For the brownie cake base:
6 ounces bittersweet or semisweet chocolate, chopped
¾ ounce unsweetened chocolate, chopped
6 tablespoons unsalted butter
¾ cup sugar
2 large eggs
1/3 cup all-purpose flour
2 tablespoons unsweetened cocoa powder
½ teaspoon baking powder
1/8 teaspoon salt

To assemble:
1 pint premium coffee ice cream, slightly softened
3 egg whites
¾ cup sugar

Preheat the oven to 350°. Butter a 9x9x2-inch square metal baking pan and line the bottom with parchment paper. Place the chopped bittersweet and unsweetened chocolates along with the butter in a small saucepan, and stir over low heat until the chocolate is melted and the mixture is smooth. Cool about 10 minutes. Whisk ¾ cup sugar and the eggs in a large bowl until well combined, about 1 minute. Whisk in the melted chocolate mixture till blended. Sift the flour, cocoa, baking powder, and salt over the chocolate mixture, and stir to blend. Pour the batter into the prepared baking pan, and bake about 17 minutes, just until the top looks dry and a tester inserted in the center comes out with some sticky batter attached. Cool the cake in the pan to room temperature.

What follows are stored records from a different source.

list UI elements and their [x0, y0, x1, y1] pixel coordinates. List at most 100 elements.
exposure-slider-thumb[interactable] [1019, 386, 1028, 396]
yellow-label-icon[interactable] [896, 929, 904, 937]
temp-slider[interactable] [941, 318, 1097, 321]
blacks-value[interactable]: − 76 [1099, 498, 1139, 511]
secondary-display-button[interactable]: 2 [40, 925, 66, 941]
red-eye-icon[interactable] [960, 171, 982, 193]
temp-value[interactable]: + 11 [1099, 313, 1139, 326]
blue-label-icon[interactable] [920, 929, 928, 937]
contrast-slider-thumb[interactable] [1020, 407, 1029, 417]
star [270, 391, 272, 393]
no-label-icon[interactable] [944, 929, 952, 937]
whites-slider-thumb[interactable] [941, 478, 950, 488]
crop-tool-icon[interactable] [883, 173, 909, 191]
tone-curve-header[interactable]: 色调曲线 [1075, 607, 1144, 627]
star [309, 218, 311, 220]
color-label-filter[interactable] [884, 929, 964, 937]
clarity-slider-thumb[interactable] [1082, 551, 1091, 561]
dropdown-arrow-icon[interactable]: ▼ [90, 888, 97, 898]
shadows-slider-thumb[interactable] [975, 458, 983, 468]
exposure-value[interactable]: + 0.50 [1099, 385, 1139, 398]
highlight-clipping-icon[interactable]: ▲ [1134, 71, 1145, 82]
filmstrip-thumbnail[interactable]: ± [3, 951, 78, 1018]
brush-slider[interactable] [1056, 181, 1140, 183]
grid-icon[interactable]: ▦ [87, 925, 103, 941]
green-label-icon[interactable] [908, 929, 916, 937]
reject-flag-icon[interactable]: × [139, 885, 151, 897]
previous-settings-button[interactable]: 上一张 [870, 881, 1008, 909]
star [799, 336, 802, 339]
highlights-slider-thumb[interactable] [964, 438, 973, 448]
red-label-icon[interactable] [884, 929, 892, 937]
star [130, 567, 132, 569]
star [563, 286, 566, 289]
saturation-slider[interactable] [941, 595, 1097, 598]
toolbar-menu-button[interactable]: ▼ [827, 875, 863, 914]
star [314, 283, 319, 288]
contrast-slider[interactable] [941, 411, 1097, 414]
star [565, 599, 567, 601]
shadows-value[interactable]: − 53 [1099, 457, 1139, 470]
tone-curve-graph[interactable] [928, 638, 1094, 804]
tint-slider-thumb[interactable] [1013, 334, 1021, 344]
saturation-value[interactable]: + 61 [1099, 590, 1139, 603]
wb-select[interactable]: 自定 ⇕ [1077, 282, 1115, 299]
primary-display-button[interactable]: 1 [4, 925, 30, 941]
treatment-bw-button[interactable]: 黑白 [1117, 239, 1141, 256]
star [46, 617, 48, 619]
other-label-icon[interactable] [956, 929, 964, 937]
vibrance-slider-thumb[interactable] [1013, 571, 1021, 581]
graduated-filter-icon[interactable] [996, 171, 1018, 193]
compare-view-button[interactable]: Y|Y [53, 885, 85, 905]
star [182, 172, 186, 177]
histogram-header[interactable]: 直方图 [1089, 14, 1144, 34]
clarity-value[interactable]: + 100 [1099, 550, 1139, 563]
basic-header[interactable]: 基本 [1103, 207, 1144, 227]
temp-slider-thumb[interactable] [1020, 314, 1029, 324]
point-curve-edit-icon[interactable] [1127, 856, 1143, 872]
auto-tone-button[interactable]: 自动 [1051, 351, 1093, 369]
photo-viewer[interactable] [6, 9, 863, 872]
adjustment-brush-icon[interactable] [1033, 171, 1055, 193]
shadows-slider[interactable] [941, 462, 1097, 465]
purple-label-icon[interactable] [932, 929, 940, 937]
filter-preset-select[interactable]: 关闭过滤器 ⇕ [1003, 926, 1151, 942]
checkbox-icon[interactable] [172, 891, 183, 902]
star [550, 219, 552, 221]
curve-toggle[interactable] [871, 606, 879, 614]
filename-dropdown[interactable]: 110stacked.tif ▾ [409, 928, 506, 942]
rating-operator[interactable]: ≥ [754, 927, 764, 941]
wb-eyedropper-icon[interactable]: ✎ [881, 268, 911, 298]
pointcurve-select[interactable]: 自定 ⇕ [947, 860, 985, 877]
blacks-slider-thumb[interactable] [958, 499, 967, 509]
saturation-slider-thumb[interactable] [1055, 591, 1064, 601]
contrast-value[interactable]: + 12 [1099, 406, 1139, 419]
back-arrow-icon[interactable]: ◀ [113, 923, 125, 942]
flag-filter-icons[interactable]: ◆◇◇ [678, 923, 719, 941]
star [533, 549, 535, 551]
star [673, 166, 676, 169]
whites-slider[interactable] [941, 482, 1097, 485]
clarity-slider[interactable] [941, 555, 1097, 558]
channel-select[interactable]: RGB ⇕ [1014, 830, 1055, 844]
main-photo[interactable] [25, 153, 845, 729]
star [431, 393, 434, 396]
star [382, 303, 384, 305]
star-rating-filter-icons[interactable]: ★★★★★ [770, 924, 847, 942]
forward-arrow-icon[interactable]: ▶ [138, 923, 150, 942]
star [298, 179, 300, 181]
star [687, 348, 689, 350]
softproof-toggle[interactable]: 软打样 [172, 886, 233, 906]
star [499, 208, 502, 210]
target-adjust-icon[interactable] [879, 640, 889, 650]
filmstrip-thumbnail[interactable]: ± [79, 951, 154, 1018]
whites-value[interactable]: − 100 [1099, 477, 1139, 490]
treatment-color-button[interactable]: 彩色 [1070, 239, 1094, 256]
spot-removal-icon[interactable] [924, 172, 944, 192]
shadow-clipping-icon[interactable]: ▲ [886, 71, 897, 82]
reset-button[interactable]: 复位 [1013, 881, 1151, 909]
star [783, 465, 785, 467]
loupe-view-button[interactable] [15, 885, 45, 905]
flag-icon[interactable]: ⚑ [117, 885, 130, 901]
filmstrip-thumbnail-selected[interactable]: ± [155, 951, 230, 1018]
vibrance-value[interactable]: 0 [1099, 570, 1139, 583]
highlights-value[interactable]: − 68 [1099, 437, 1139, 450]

Cut around the edges of the cake in the pan. Place a cutting board over the pan and invert, tapping out the cake. Use a 3-inch round cutter to cut out 6 cake rounds. (Save the remaining cake for another use, or enjoy the scraps yourself right then and there!)

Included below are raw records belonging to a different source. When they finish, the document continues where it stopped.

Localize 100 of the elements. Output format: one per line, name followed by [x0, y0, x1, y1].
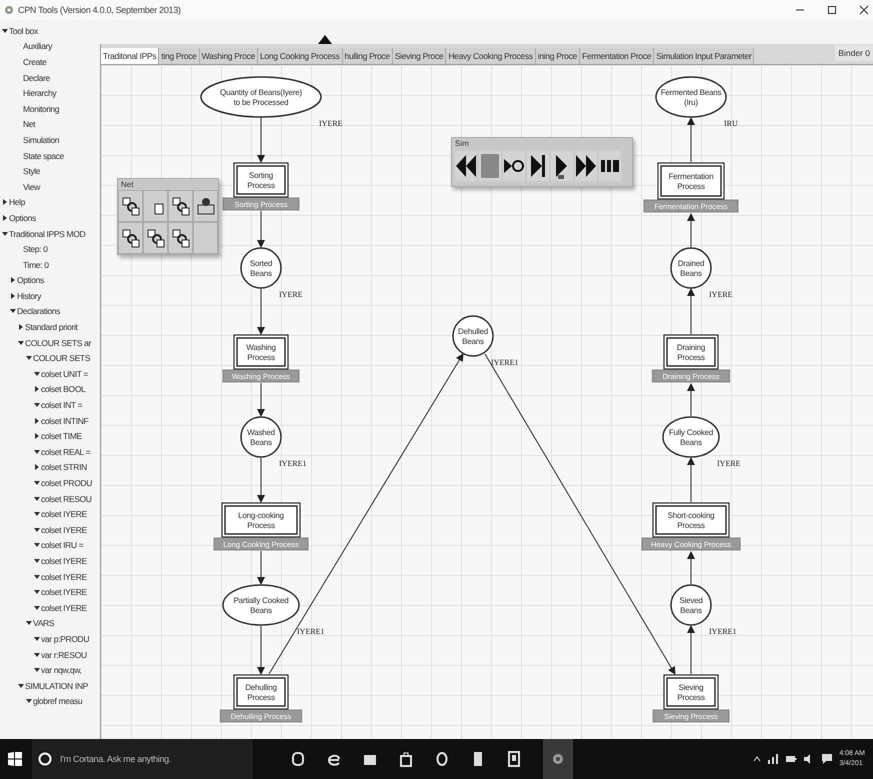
tree-item[interactable]: Style — [23, 166, 40, 176]
page-tab[interactable]: hulling Proce — [342, 48, 393, 64]
step-forward-icon[interactable] — [527, 151, 549, 181]
tree-item[interactable]: colset IYERE — [41, 587, 87, 598]
collapsed-arrow-icon[interactable] — [34, 418, 40, 424]
tree-item[interactable]: var r:RESOU — [41, 650, 87, 660]
page-tab[interactable]: Fermentation Proce — [580, 48, 654, 64]
search-field[interactable]: I'm Cortana. Ask me anything. — [32, 739, 253, 779]
transition-node[interactable]: Fermentation Process — [657, 162, 725, 200]
expanded-arrow-icon[interactable] — [10, 308, 16, 314]
notes-icon[interactable] — [507, 751, 521, 767]
tree-item[interactable]: colset UNIT = — [41, 368, 88, 379]
expanded-arrow-icon[interactable] — [34, 558, 40, 564]
collapsed-arrow-icon[interactable] — [34, 464, 40, 470]
tree-item[interactable]: Net — [23, 119, 36, 130]
place-node[interactable]: Fermented Beans (Iru) — [655, 76, 727, 118]
place-node[interactable]: Washed Beans — [240, 416, 282, 458]
tree-item[interactable]: Step: 0 — [23, 244, 48, 254]
caret-up-icon[interactable] — [753, 755, 762, 763]
net-tool-icon[interactable] — [120, 196, 140, 216]
transition-node[interactable]: Sorting Process — [233, 162, 289, 198]
page-tab[interactable]: Simulation Input Parameter — [654, 48, 754, 64]
place-node[interactable]: Fully Cooked Beans — [662, 416, 720, 458]
transition-node[interactable]: Short-cooking Process — [652, 502, 730, 538]
place-node[interactable]: Quantity of Beans(Iyere) to be Processed — [200, 76, 322, 118]
transition-node[interactable]: Washing Process — [233, 334, 289, 370]
expanded-arrow-icon[interactable] — [18, 340, 24, 346]
tree-item[interactable]: View — [23, 182, 40, 192]
expanded-arrow-icon[interactable] — [34, 496, 40, 502]
close-icon[interactable] — [859, 5, 869, 15]
tree-item[interactable]: Simulation — [23, 134, 60, 145]
net-tool-icon[interactable] — [120, 228, 140, 248]
expanded-arrow-icon[interactable] — [34, 652, 40, 658]
tree-item[interactable]: colset PRODU — [41, 478, 92, 488]
place-node[interactable]: Dehulled Beans — [452, 315, 494, 357]
tree-item[interactable]: colset STRIN — [41, 462, 87, 472]
play-once-icon[interactable] — [503, 151, 525, 181]
tree-item[interactable]: colset IYERE — [41, 602, 87, 613]
tree-item[interactable]: Monitoring — [23, 104, 60, 114]
tree-item[interactable]: colset IYERE — [41, 556, 87, 566]
transition-node[interactable]: Draining Process — [663, 334, 719, 370]
expanded-arrow-icon[interactable] — [2, 230, 8, 237]
collapsed-arrow-icon[interactable] — [34, 433, 40, 440]
tree-item[interactable]: colset IYERE — [41, 509, 87, 520]
expanded-arrow-icon[interactable] — [26, 698, 32, 704]
net-tool-icon[interactable] — [170, 196, 190, 216]
tree-item[interactable]: Hierarchy — [23, 88, 56, 98]
task-view-icon[interactable] — [291, 751, 305, 767]
collapsed-arrow-icon[interactable] — [2, 199, 8, 206]
expanded-arrow-icon[interactable] — [34, 511, 40, 518]
collapsed-arrow-icon[interactable] — [18, 324, 24, 330]
network-icon[interactable] — [767, 754, 780, 764]
tree-item[interactable]: var nqw,qw, — [41, 665, 82, 676]
tree-item[interactable]: SIMULATION INP — [25, 680, 88, 691]
tree-item[interactable]: Options — [9, 212, 36, 223]
expanded-arrow-icon[interactable] — [34, 480, 40, 486]
page-tab[interactable]: Sieving Proce — [392, 48, 446, 64]
expanded-arrow-icon[interactable] — [34, 589, 40, 596]
expanded-arrow-icon[interactable] — [34, 574, 40, 580]
transition-node[interactable]: Long-cooking Process — [221, 502, 301, 538]
tree-item[interactable]: colset REAL = — [41, 446, 90, 457]
tree-item[interactable]: Traditional IPPS MOD — [9, 228, 86, 239]
page-tab[interactable]: Washing Proce — [200, 48, 258, 64]
collapsed-arrow-icon[interactable] — [10, 277, 16, 284]
net-tool-icon[interactable] — [146, 228, 166, 248]
place-node[interactable]: Drained Beans — [670, 247, 712, 289]
tree-item[interactable]: COLOUR SETS ar — [25, 338, 91, 348]
tree-item[interactable]: Declarations — [17, 306, 60, 316]
tree-item[interactable]: Options — [17, 275, 44, 286]
tree-item[interactable]: Auxiliary — [23, 41, 52, 52]
tree-item[interactable]: VARS — [33, 618, 54, 628]
expanded-arrow-icon[interactable] — [34, 370, 40, 377]
fast-forward-icon[interactable] — [575, 151, 597, 181]
tree-item[interactable]: globref measu — [33, 696, 82, 706]
rewind-icon[interactable] — [455, 151, 477, 181]
tree-item[interactable]: colset IYERE — [41, 524, 87, 535]
expanded-arrow-icon[interactable] — [34, 667, 40, 674]
expanded-arrow-icon[interactable] — [34, 448, 40, 455]
page-tab[interactable]: Heavy Cooking Process — [446, 48, 536, 64]
page-tab[interactable]: Long Cooking Process — [258, 48, 343, 64]
binder-tab[interactable]: Binder 0 — [835, 45, 873, 61]
expanded-arrow-icon[interactable] — [18, 682, 24, 689]
expanded-arrow-icon[interactable] — [2, 28, 8, 34]
tree-item[interactable]: Create — [23, 56, 46, 67]
tree-item[interactable]: Standard priorit — [25, 322, 78, 332]
tree-item[interactable]: colset IRU = — [41, 540, 84, 550]
transition-node[interactable]: Dehulling Process — [233, 674, 289, 710]
page-tab[interactable]: ting Proce — [159, 48, 200, 64]
expanded-arrow-icon[interactable] — [34, 542, 40, 548]
net-tool-icon[interactable] — [170, 228, 190, 248]
tree-item[interactable]: colset INT = — [41, 400, 82, 410]
expanded-arrow-icon[interactable] — [34, 604, 40, 611]
expanded-arrow-icon[interactable] — [34, 636, 40, 642]
place-node[interactable]: Sieved Beans — [670, 584, 712, 626]
tree-item[interactable]: Time: 0 — [23, 260, 49, 270]
tree-item[interactable]: var p:PRODU — [41, 634, 90, 644]
tree-item[interactable]: colset IYERE — [41, 572, 87, 582]
page-tab[interactable]: ining Proce — [536, 48, 580, 64]
tree-item[interactable]: History — [17, 290, 41, 301]
tree-item[interactable]: colset TIME — [41, 431, 82, 442]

Line a small baking sheet with parchment paper, and arrange the cake rounds on top. Using a 2-½-inch diameter ice cream scoop, place a scoop of the softened coffee ice cream in the center of each cake round, leaving a small ¼-inch plain border. Freeze until the ice cream is solid, about 2 hours.

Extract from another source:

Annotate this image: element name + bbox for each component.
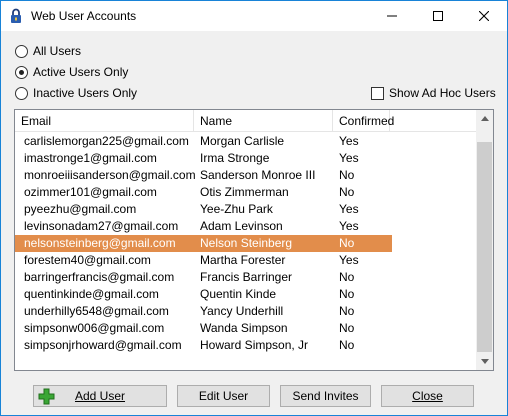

Combine ¾ cup sugar with the egg whites in a large metal bowl. Set the bowl over a saucepan of gently simmering water and whisk until the mixture is very warm, about 2 minutes. Remove the bowl from over water. Use an electric mixer to beat the meringue at high speed until very thick and billowy, about 2 minutes. Place the baking sheet with the cake rounds on a work surface. Mound 2 heaping tablespoons of meringue over the ice cream, spreading the meringue evenly to cover completely all the way to the plain cake border, thereby sealing in the ice cream. Repeat with the remaining desserts. Freeze uncovered on the baking sheet until the meringue is solid, at least 2 hours and up to 2 days.

When you are ready to serve, preheat the oven to 500°. Transfer the desserts still on the baking sheet directly from the freezer to the oven. Bake until meringue is browned, turning the baking sheet around as necessary for even browning, about 3 minutes. Transfer Baked Alaskas to plates and serve immediately. Serves 6.